How can fashion retailers use dynamic data to meet consumer expectations and take advantage of new channels?
It was once believed that people just wouldn’t buy clothes online; that fashion consumers needed to touch and try what they would be wearing – but this is clearly not the case, as online sales grow and brands continue to innovate.
Online fashion sales grew by 185% between 2007 and 2012, and sales are predicted to rise by 41% by 2017.
According to the IMRG, online clothing sales have increased by 14% this January, compared to the previous year, while online retail overall only grew by 7%.
Fashion and digital work together brilliantly. More brands are bringing new technology to each stage of the consumer journey, and using dynamic data in more creative ways to capture and convert customers online.
One of the reasons that fashion translates well to the online landscape is that stock information can be updated more quickly on a website than in a shop, and it can be presented beautifully (shoppers can’t come in and mess it up, can they?).
Providing that bespoke, personal shopper experience – the experience consumers of certain brands have come to expect in-store – is also far easier online.
Changing the actual store layout for each visitor would be tricky; using consumer data, transactional data and product data to recommend items to website visitors is pretty straightforward.
Personalising content has also been shown to generate a 7.8% increase in conversions, so it’s, y’know, probably worth trying.
- According to Google, the average shopper visits 2.9 different websites before buying clothes (11.4 site visits in total)
- These fashion shoppers consider these purchases for 27 days (having spent more than 3 hours on research)
- 76% of them will use search at some point in their journey
- Half of these fashion customers will use both brand and generic keywords in their searches.
Brands are putting more and more effort into making their sites interesting, personalised and usable, but they are also quick to understand the importance of third-party channels, such as Google Shopping, affiliate marketing and price comparison sites, as a way to reach more potential consumers within an efficient pricing model.
The more channels they use, theoretically, the more data multi-channel retailers can collect on their consumers, helping them to optimise their marketing.
One of the areas fashion brands are exploring is ‘shoppable content’. Retailers are making money from their editorial content, their blogs, and their social media channels, ensuring that they make the most from engaged readers.
MR PORTER, for example, has integrated its product inventory with the blog, to make sure that followers of the blog can be turned into consumers in a seamless and (actually rather gorgeous) way.
MR PORTER’s Senior Performance Strategist Matt Pollington said:
The average order value for someone who visits our The Journal is higher than a non-reader. Therefore, we want to make it as easy as possible for consumers to go from content to product to basket, and achieve true content and commerce integration.
Brands are also becoming more sales-focussed in social media channels. Social media, especially channels such as Pinterest and Instagram, has been a boon for fashion retailers, who rely heavily on the visual aspect of their products.

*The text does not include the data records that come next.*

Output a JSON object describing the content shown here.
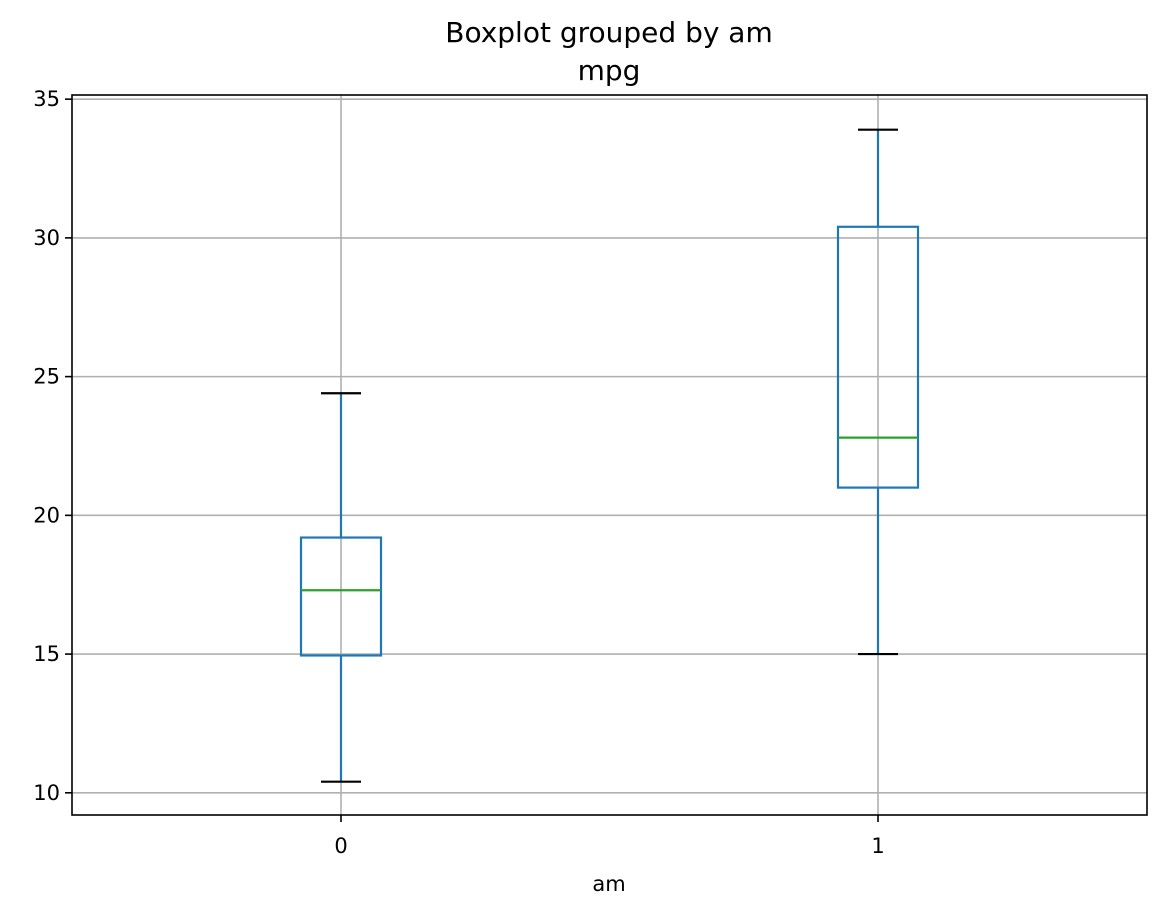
{
  "chart_data": {
    "type": "boxplot",
    "title": "Boxplot grouped by am",
    "subtitle": "mpg",
    "xlabel": "am",
    "ylabel": "",
    "ylim": [
      9.2,
      35.15
    ],
    "yticks": [
      10,
      15,
      20,
      25,
      30,
      35
    ],
    "grid": true,
    "categories": [
      "0",
      "1"
    ],
    "boxes": [
      {
        "category": "0",
        "whisker_low": 10.4,
        "q1": 14.95,
        "median": 17.3,
        "q3": 19.2,
        "whisker_high": 24.4
      },
      {
        "category": "1",
        "whisker_low": 15.0,
        "q1": 21.0,
        "median": 22.8,
        "q3": 30.4,
        "whisker_high": 33.9
      }
    ],
    "colors": {
      "box": "#1f77b4",
      "median": "#2ca02c",
      "cap": "#000000",
      "grid": "#b0b0b0"
    }
  }
}
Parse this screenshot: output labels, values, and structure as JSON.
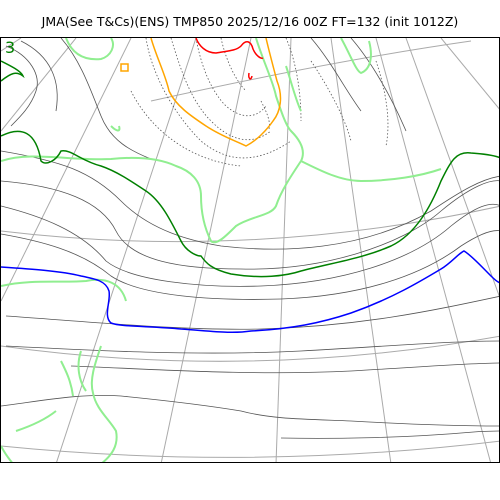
{
  "title": "JMA(See T&Cs)(ENS) TMP850 2025/12/16 00Z FT=132 (init 1012Z)",
  "map": {
    "variable": "TMP850",
    "model": "JMA ENS",
    "valid": "2025/12/16 00Z",
    "forecast_hour": "FT=132",
    "init": "1012Z",
    "contour_label": "3",
    "colors": {
      "graticule": "#aaaaaa",
      "coastline": "#90ee90",
      "isotherm": "#555555",
      "isotherm_dashed": "#555555",
      "green_contour": "#008000",
      "blue_contour": "#0000ff",
      "orange_contour": "#ffa500",
      "red_contour": "#ff0000"
    }
  }
}
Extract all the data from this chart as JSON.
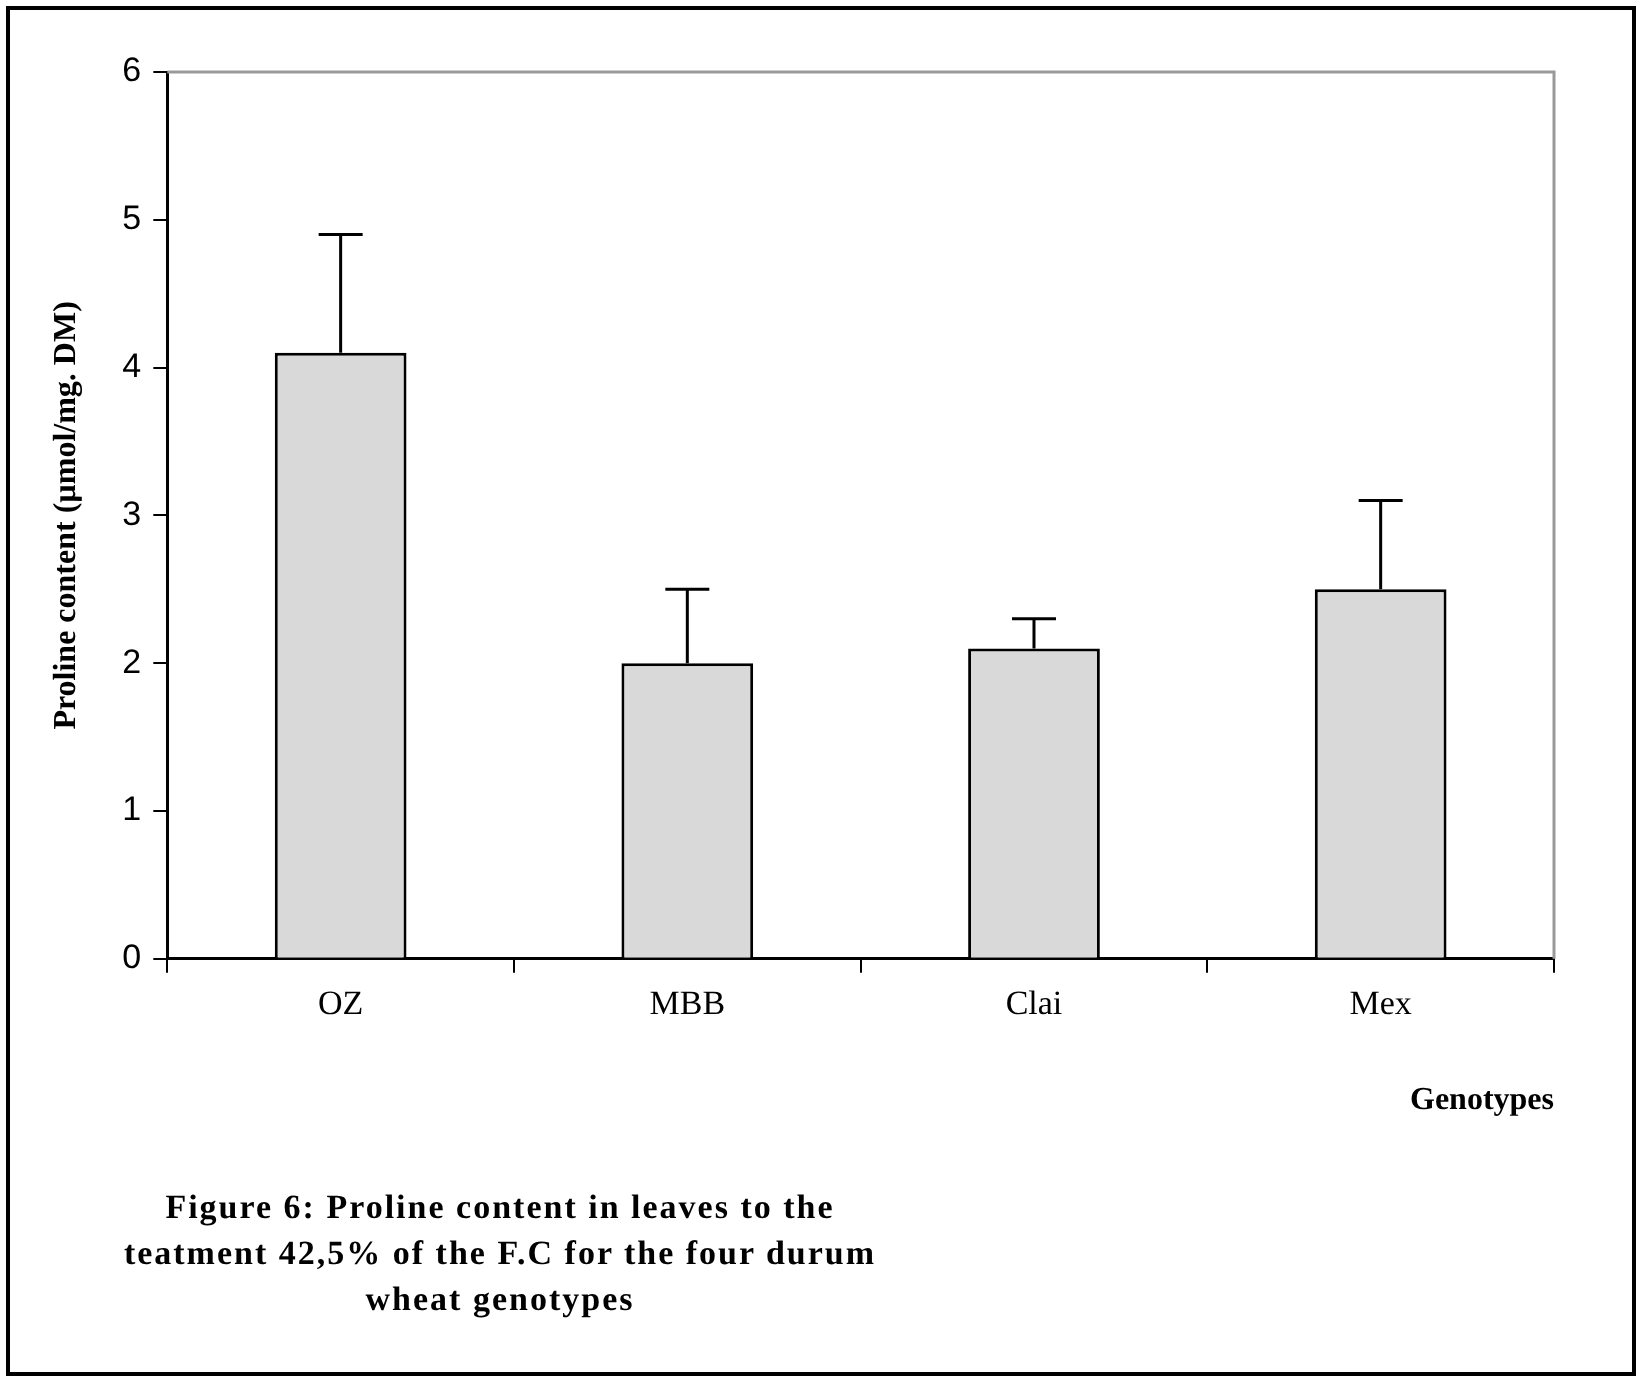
{
  "chart_data": {
    "type": "bar",
    "ylabel": "Proline content (µmol/mg. DM)",
    "xlabel": "Genotypes",
    "categories": [
      "OZ",
      "MBB",
      "Clai",
      "Mex"
    ],
    "values": [
      4.1,
      2.0,
      2.1,
      2.5
    ],
    "errors": [
      [
        4.1,
        4.9
      ],
      [
        2.0,
        2.5
      ],
      [
        2.1,
        2.3
      ],
      [
        2.5,
        3.1
      ]
    ],
    "color": "#d9d9d9",
    "ylim": [
      0,
      6
    ],
    "yticks": [
      0,
      1,
      2,
      3,
      4,
      5,
      6
    ],
    "grid": false,
    "legend": false,
    "annotations": [
      "Figure 6: Proline content in leaves to the teatment 42,5% of the F.C for the four durum wheat genotypes"
    ]
  }
}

With news that Twitter, Facebook and Pinterest are probably/definitely/maybe launching ‘Buy’ buttons this year, and Instagram launching carousel ads for brands, it does seem that fashion retailers will be able to start measuring ROI more effectively across these channels.
- 16% more people are using mobiles for fashion purchases than other online retail transactions, says the IMRG.
- Footwear brand schuh says that 49% of their site visitors come from mobile; a further 21% from tablet – so only 30% are visiting from a desktop computer.
- According to L2, 80% of fashion brands now have a mobile site; less than half did in 2012.
This is one of the most important trends: fashion shoppers on mobile are not an audience brands and retailers should ignore.
Client manager at Kantar Worldpanel fashion Shweta Pamula told us:
In the last three months alone, more than 15% of fashion shoppers have bought items using a mobile device – mobile devices only account for a quarter of online spend, but a third of online growth.
These omnichannel shoppers are also very valuable to retailers: shoppers engaged across devices, on average, spend 50% more on fashion than those that only shop in-store and on PCs.
Grabble is one company offering a mobile-friendly approach to shopping – keep or bin items, simple as that. They learn about your preferences as you go: users typically open the app four or five times a day, for 30 to 60 seconds at a time.
Grabble’s co-founder Daniel Murray commented:
People use mobile completely differently: it’s all about user experience over driving conversion in an obvious way. Previously, with web, if you could add hundreds of features on your site to keep the customer there, you were a winner, but on mobile people are comfortable having a number of apps and services that do one function, do it well, make it fast, and keep it simple. Until retailers address this shift in mentality, they will continue to be caught out.
High-end brands often struggle to replicate the store experience online, but some are doing a great job.
Burberry has led the way, presenting Instagram followers with a real-time photo feed during its September London runway shows, and tweeting animated GIFs of scenes from backstage.
CMO of Rich Relevance Diane Kegley comments:
It all comes back to authenticity, originality, quality and craftsmanship. Increasingly—it is also about the experiences a brand can offer, beyond the actual product. A brand’s ability to connect with its consumer and maintain a two-way conversation with her across a multitude of touchpoints will ultimately distinguish it as a leader amongst its peers.
Technology and data has, if anything, brought luxury fashion to a wider audience.
Several fashion brands have been lauded in the Econsultancy blog for taking a more creative (or intuitive, or exciting) approach to search and product filtering, in their quests to improve the user experience.
‘Slicing’ their product data in a more interesting way has allowed brands to present personalised recommendations, aiding cross-sell and up-sell, as well as offering up quizzes and other interactive content to take users from discovery to transaction as quickly and smoothly as possible.
Interestingly, men’s fashion brands seem to be at the forefront of many of the digital trends we’ve seen.
Perhaps because it’s harder to get men engaged with fashion content, innovations are rife, from MR PORTER’s shoppable blog to Grabble’s easy-to-use app.
According to the IMRG, menswear sales have grown 264% between January 2011 and December 2014 – while womenswear has seen growth of 87% in the same period.
New markets, channels and platforms
Something we’ve spotted with our fashion clients is their enthusiasm for new things.
As well as new digital marketing platforms that emerge (see, for example, the buzz around Polyvore, a site that combines community, collages and commerce), fashion brands are capitalising on the global appetite for apparel, ensuring they are represented on local search engines (like Yandex in Russia) and comparison sites.
The question retailers and marketers need to ask themselves is: are you in a position to quickly take advantage of these new channels? When they spring up, can you push your products into them quickly?